Noted for his contribution to the promotion of Australian authors, the publisher A. C. Rowlandson spent his formative years in Queensland. Educated in Brisbane, he attended the Northcote State School and Superior Normal School before moving to Sydney in 1878. After finding employment as an office boy for an indent agent, Rowlandson joined the staff of Henry Lloyd's New South Wales Bookstall Company in 1883.
Established as 'a chain of railway and ferry bookstalls', Lloyd's company had been 'modelled on the British firm, W. H. Smith and Son'. Although Rowlandson initially began work selling tram tickets, he was eventually promoted, first to cashier and then manager. When Lloyd died in 1897, Rowlandson was in a position to purchase the company from the proprietor's widow. During the following decades he turned the Bookstall Company into the first mass-market paperback publishing venture in Australia. In 1904 he introduced the 'Bookstall Series' of paperback novels that were local in both origin and theme; continuing until 1928, this initiative has been regarded as his 'most important contribution' to the Bookstall Company as it represented a publishing programme that promoted a 'new market' for Australian authors.

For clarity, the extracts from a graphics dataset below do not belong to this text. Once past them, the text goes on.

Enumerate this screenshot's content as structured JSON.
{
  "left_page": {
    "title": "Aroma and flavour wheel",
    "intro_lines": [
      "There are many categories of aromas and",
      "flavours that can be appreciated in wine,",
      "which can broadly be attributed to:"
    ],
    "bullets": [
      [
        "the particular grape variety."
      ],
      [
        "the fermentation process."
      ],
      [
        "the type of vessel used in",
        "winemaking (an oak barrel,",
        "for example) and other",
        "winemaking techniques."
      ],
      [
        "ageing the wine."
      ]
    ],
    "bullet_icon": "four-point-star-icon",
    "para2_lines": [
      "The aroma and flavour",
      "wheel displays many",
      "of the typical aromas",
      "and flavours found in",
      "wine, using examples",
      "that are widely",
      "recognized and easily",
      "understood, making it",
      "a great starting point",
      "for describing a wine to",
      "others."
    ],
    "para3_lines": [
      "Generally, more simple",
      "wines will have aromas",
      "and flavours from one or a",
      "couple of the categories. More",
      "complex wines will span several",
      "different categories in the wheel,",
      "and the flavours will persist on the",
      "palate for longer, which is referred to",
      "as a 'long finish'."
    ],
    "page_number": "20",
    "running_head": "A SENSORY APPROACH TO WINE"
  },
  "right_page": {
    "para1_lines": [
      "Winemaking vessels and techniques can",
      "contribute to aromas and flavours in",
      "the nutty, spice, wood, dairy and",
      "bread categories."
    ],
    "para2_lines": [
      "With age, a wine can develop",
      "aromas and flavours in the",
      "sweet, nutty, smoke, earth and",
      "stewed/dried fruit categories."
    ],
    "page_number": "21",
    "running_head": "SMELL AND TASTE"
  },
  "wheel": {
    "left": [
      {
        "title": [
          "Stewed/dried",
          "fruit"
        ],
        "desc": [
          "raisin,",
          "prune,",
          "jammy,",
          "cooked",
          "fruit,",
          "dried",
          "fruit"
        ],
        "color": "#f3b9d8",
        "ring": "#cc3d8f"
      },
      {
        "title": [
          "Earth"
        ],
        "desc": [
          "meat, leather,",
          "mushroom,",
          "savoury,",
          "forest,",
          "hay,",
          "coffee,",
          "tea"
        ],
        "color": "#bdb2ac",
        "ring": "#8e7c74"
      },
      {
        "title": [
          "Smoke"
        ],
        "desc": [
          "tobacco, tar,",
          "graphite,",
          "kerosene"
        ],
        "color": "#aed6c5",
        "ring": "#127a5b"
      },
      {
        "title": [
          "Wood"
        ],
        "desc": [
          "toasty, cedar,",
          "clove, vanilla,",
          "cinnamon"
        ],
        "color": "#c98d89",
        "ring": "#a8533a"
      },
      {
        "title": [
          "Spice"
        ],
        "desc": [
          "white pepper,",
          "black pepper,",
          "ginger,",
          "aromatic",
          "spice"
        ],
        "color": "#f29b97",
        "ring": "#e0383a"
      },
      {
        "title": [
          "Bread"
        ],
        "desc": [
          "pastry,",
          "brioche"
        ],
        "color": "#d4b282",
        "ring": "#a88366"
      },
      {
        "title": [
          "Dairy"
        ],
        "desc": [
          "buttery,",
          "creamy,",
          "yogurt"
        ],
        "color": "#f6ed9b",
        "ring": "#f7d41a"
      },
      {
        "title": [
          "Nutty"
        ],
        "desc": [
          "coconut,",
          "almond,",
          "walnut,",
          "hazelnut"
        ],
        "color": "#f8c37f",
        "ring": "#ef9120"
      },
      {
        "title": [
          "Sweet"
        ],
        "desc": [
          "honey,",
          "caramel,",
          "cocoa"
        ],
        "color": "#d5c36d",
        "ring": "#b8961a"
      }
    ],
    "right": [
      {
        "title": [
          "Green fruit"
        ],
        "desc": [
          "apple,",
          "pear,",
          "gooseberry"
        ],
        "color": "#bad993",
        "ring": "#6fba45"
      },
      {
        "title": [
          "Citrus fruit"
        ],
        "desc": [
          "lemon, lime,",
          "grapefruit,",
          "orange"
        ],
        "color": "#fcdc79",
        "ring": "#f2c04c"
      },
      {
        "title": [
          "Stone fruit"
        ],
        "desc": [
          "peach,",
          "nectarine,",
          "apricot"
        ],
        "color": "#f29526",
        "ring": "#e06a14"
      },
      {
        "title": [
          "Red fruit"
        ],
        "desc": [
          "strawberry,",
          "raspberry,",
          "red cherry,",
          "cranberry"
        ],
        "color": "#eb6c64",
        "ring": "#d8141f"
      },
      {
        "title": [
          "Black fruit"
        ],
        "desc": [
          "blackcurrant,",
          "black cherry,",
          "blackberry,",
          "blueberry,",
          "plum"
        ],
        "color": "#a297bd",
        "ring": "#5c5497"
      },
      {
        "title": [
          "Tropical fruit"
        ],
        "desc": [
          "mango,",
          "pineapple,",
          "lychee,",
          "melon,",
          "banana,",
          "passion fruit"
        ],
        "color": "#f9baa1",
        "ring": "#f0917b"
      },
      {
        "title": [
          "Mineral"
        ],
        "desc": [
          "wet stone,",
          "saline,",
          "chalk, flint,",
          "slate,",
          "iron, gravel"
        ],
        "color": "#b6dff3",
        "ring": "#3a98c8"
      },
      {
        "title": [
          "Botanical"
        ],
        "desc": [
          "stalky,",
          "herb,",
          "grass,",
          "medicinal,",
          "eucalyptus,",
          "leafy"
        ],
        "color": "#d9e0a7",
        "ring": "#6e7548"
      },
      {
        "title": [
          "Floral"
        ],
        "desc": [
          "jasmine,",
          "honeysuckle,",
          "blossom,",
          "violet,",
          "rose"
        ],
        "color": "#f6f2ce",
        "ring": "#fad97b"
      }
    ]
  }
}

Described as a 'busy man of unfailing courtesy', Rowlandson 'gave his time unstintingly to any ... would-be author. Known to his friends as 'Rowly',' he was 'well dressed', 'sociable' and noted for having 'convivial relations with his staff and competitors'. In addition to his activities as a publisher, Rowlandson has been attributed with writing under the pseudonym 'Paul Cupid'. Works published under this writing name include, a selection of humorous sketches The Rival Physicians (1909), as well as numerous poems and short stories that appeared in journals such as the Bulletin, Steele Rudd's Magazine and the Australian Town and Country Journal.
Following a 'physical breakdown' suffered early in 1922, Rowlandson undertook a sea voyage to North America for the sake of his health. However, illness prevented him from landing when the ship arrived in San Francisco and on the return journey to Australia he had to be hospitalised in Wellington, New Zealand. He subsequently died of 'diabetic complications after an operation for appendicitis'.